Quietly, ever so quietly, two worlds collided once more.

"I was so very very young the first time I came here." Remarked the old woman. "It was nothing more than a little cabin my grandfather had slapped together as a place to lay his head between prospecting jobs. Then I added onto it, and my daughter after me, until you could call it a home in the proper respect. Sometimes I think a place can't be a home until a woman has had her way with it. We just have that power, or at least the drive to fix a place up and make it comforting." She leaned against the fence. "I didn't always live here, but I suppose it was always the place I came back to, no matter how many years or decades spanned in between visits. I suppose that's why I'm here now." She nodded sagely. "Wouldn't have it any other way."

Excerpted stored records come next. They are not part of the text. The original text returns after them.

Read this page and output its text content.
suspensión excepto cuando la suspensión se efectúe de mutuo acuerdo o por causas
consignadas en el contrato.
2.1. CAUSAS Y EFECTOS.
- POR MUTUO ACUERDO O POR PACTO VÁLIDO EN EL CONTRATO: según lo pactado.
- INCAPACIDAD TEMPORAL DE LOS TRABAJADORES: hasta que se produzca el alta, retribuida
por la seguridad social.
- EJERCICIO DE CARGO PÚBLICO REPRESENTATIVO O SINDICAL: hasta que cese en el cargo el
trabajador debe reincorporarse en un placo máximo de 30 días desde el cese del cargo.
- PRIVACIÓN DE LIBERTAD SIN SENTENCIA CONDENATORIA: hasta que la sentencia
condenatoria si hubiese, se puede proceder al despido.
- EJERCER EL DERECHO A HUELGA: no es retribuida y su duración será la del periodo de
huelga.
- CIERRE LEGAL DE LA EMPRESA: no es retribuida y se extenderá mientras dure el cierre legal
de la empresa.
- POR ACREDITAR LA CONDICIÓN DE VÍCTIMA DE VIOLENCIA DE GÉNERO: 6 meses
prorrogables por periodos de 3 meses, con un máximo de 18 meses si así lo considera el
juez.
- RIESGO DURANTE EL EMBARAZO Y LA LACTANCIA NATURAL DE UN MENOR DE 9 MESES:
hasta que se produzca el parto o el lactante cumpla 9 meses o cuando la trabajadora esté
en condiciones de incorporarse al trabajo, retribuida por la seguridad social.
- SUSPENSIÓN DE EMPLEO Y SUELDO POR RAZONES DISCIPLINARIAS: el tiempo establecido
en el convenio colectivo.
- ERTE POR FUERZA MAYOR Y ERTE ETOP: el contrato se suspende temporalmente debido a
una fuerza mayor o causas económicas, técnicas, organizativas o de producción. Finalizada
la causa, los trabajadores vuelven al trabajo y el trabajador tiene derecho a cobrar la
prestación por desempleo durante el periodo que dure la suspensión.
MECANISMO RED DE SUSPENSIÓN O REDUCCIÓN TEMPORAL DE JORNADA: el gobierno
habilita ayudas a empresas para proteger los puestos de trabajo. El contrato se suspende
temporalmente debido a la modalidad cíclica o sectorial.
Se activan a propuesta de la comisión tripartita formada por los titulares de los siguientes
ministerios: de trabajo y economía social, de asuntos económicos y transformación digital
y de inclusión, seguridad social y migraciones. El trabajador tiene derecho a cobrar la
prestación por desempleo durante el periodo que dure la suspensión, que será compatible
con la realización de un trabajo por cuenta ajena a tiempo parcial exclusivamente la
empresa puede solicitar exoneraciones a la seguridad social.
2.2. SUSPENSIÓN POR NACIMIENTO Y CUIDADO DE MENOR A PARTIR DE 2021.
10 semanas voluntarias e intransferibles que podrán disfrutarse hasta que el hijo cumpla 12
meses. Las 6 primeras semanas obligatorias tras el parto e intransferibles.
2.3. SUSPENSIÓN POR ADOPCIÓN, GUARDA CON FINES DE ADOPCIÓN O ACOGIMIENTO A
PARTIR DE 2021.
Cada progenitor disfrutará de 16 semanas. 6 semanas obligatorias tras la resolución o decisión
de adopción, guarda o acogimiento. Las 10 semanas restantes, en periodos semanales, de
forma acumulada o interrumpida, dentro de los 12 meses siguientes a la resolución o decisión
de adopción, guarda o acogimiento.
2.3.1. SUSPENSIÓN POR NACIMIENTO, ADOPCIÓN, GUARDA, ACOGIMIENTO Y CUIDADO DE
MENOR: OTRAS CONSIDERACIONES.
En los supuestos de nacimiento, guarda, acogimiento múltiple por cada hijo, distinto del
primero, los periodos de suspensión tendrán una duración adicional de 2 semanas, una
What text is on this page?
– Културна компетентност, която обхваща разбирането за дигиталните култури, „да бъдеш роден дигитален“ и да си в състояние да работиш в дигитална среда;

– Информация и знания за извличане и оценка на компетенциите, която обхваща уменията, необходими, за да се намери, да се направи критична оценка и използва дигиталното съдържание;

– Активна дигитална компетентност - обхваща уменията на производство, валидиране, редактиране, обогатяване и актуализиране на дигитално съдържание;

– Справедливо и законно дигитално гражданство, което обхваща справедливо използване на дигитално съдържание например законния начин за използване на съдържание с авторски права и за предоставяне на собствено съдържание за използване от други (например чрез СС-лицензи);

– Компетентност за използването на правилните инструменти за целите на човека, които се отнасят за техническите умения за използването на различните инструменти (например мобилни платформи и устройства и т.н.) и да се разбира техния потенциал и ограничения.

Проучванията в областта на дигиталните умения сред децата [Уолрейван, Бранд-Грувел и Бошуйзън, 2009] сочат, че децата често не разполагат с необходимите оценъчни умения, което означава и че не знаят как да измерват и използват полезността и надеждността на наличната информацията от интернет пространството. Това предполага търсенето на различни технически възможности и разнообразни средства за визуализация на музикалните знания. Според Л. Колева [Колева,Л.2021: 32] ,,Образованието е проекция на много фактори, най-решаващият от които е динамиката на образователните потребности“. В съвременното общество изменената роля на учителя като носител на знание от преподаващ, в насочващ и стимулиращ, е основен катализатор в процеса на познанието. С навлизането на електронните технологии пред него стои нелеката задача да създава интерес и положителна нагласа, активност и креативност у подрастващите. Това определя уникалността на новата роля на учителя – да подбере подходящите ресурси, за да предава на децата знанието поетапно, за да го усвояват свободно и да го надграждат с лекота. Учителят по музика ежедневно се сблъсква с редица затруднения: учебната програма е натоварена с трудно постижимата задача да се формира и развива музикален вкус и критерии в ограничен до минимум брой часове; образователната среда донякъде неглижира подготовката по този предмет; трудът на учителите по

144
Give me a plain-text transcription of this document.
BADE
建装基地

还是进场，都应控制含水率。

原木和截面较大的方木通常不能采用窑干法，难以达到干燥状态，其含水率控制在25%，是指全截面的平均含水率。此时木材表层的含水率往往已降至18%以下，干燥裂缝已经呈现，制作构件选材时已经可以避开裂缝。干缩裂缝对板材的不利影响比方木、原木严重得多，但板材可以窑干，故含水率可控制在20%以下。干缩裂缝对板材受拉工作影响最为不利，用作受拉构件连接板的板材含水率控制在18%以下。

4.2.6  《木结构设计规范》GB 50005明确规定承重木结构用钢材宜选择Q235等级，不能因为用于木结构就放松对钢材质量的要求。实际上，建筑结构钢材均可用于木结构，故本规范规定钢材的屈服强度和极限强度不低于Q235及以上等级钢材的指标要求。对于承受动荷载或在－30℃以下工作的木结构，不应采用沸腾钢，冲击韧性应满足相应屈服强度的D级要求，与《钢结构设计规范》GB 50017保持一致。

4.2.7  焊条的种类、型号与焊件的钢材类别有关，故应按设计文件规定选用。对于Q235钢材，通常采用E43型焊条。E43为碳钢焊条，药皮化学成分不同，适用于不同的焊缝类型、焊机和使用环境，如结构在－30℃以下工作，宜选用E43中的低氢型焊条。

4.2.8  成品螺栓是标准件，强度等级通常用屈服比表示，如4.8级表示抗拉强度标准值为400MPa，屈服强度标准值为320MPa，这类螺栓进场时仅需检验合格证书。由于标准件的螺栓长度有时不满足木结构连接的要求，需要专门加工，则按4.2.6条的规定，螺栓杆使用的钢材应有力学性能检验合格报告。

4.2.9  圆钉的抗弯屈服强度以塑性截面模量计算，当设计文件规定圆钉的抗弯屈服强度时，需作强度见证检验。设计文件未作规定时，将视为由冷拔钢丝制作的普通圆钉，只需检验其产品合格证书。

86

The younger woman smiled. "I could tell the first time I walked in there that it was a place that was well-loved. Was that you?"

"I suppose. Me and many others. Love like that doesn't come from just one person long ago. "

"I love coming here for Easter," trilled the little girl. "Momma and auntie always hid the eggs all over the back garden, even up in the trees! Aiden always had to help me get them, 'cause I'm just a little munchkin. Even when I got older I would look back on those Easters and think that maybe they were the best times of my life."

The current resident of the house nodded. One day, she too would join with the memory of the old house by the highway. It would be nice to have company.